I’ve been hearing a lot of that, lately. “I’ve heard you’re a writer.” Mostly I’ve heard this at work because my boss is a wonderful person and is proud of her workers, so she kind of brags about us to other people. I think this is great for a couple reasons – it shows that she’s a supportive and amazing boss, but it also pushes me entirely out of my comfort zone.
One of the earliest lessons in The Artist’s Way is not to discredit yourself. If you paint, you’re a painter. If you act, you’re an actor/actress. If you write, you’re a writer. That’s all that’s needed. You don’t need to be published. You don’t need to be famous, or even be making money. You simply are.
I point this out because, anytime someone says these words to me I have an initial gut reaction to deny it. “Oh, no, I’m not a writer. Writers have published books.” Do they? Because I think there are a lot of magazine and newspaper article authors out there that likely do not have published books, and would very heavily dispute that fact. Okay, I think. Well, they’re writers, but I am not. I’m still just trying. BZZZZZT. Try again. Having people say these words to me forces me to not deny it out of sheer politeness, if nothing else. The more I don’t deny it, the more I’ll start to believe it myself.
When someone says to me, “I hear you’re a writer”, it’s almost impossible for me not to feel instant fear.
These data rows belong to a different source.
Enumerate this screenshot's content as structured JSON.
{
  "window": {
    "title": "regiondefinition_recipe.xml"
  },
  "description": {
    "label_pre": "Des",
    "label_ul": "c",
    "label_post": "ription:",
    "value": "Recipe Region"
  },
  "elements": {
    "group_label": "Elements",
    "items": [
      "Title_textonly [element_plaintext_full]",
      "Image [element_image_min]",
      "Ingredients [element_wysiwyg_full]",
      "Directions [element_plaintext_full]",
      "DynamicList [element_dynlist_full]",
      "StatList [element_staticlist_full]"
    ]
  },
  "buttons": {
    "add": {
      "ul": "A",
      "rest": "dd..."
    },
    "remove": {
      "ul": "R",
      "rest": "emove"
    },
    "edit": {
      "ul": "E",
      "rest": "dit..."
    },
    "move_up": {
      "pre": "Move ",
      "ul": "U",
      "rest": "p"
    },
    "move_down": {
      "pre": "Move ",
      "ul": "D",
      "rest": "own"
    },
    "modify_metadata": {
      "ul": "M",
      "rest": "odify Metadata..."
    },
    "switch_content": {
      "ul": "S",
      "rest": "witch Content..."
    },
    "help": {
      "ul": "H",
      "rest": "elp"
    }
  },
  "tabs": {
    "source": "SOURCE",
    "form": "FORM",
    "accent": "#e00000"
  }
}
Oh God, what if they ask me what I write? They almost always do. “Oh, right now I’m just blogging,” I answer. “Oh? What do you blog about?” Ha! That’s nice and easy. “Just anything that comes to mind,” I tell them. “Life, movie and book reviews. You know, just stuff like that.”
Just stuff like that. As if it’s somehow less significant and therefore much easier to explain. I rarely confess that I want to write a meaningful book for young adults (though I have a few times). Something fictional that manages to be fun but still pack a punch. Something that makes people go ‘wow!’ I just don’t know how yet. I just don’t know what yet. I feel that if I share these secrets, they’ll never come to pass. Well, that, and talking about such things at work strikes me as both potentially awkward and inappropriate. Mostly because the issues I potentially want to write about are sexuality, suicide – the heavy stuff. My life goal is to write a book that makes people feel so shocked/offended/divided that half of them want to burn it.
Why? Maybe because deep down I’ve always been a bit of a contrary person. Or maybe because I think it’s important to keep people offended. Offense and anger, when channeled properly, are propellers of change, and change is necessary for growth.
Having people comment on my being a writer exposes a vulnerability that I don’t like to feel. It forces me to be responsible, too, and accountable. What if later, these people come up to me and ask how my writing is going and I don’t have an answer because I’ve backed off again out of that fear of failure? Well, that would be a lame thing to have to tell them, so now I have to keep going no matter what! And ultimately I know that I am doing this for myself and not for them, but I do think that part of me is glad for that extra drive, that extra accountability. I think by constantly exposing myself to it, I’ll eventually get used to it and then I won’t have anything to be afraid of anymore.
I am a writer. I am successful because each day I get up and write – a word, a sentence, a paragraph. I am successful because when I fail, even if I wait a day, a week, a month, I am writing again despite that temporary failure. I am a writer, even when plots and characters and drive elude me. I am a writer, because that is what I feel in my heart, and that is all I need.